Manusia selalu terikat oleh kepastian dan ketidakpastian. Di antara ego dan kesadaran yang berkelindan di semak-semak pemikirannya. Ada yang menyatakan bahwa hidup itu pasti, begitu juga dengan kematian.
Orang lalu lalang mencari penghidupan. Menclok sana, menclok sini. Kebisaan setiap orang memang beda-beda. Itulah kepastian. Sedangkan takaran apa yang didapat juga berbeda. Tapi itulah kepastian.
Menyadari kepastian selalu denga hasil akhir, espektasi yang sejalan dengan kenyataan, keinginan yang tercapai, pokok yang enak-enak dan indah-indah selalu dicetak tebal sebagai kepastian. Sedangkan yang tidak terealisasi dianggap ketidakpastian.
Sumber: Pixabay |
Khawatirnya kita terjebak dalam persepsi, bahwa kita bisa memastikan apapun.

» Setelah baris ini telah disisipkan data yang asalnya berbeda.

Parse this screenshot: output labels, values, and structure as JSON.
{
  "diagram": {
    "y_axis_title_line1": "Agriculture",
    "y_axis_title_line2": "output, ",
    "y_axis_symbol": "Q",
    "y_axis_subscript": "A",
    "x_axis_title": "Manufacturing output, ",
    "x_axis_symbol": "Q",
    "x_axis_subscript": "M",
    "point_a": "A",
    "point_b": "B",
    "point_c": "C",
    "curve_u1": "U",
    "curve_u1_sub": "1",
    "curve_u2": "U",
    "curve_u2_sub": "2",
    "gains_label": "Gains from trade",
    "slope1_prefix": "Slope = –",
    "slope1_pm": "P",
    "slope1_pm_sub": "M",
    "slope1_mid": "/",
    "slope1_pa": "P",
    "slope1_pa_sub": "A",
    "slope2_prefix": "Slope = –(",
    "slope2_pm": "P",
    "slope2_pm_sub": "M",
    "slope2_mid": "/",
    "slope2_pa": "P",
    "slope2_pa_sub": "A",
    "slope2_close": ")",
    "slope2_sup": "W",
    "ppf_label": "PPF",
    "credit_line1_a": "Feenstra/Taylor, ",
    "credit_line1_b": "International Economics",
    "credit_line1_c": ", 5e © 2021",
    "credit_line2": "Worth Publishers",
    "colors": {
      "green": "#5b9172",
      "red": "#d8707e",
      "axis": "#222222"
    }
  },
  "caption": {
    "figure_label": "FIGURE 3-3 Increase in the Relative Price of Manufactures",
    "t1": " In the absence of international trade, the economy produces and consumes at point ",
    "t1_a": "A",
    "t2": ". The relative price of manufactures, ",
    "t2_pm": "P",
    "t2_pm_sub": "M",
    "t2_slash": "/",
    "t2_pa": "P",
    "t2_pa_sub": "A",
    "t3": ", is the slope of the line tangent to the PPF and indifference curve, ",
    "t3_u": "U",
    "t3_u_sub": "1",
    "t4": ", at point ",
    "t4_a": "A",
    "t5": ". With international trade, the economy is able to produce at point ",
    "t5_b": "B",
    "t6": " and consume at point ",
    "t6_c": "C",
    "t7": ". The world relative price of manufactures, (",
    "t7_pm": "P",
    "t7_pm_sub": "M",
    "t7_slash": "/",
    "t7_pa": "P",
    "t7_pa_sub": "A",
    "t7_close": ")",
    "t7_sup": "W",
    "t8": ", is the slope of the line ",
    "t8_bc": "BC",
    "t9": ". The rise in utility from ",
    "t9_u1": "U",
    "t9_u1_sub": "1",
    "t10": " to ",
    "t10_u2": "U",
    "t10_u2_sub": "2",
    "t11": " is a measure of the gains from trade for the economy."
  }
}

Prediksi dianggap pasti, yang jelas dianggap abu-abu. Bahkan jauh dari konsep penting sama sekali.
Orang berlomba-lomba meraih jabatan, dengan koneksi yang luas dan modalitas tinggi dianggap "pasti" tercapai. Sehingga memanipulasi gerak hakiki yang - olehNya sudah dijatah sesuai takaran dan kemampuan.
Mbok ya sekedarnya memenuhi kebutuhan. Ayam saja, mencari makan secukupnya, waktunya tidur ya kembali ke kandang. Lho kita ini manusia punya kelebihan ketimbang makhluk lain, kok ya cari makan sampai-sampai ndak tidur. Bukankah itu membuat pemberian Tuhan menjadi anggapan ketidakpastian?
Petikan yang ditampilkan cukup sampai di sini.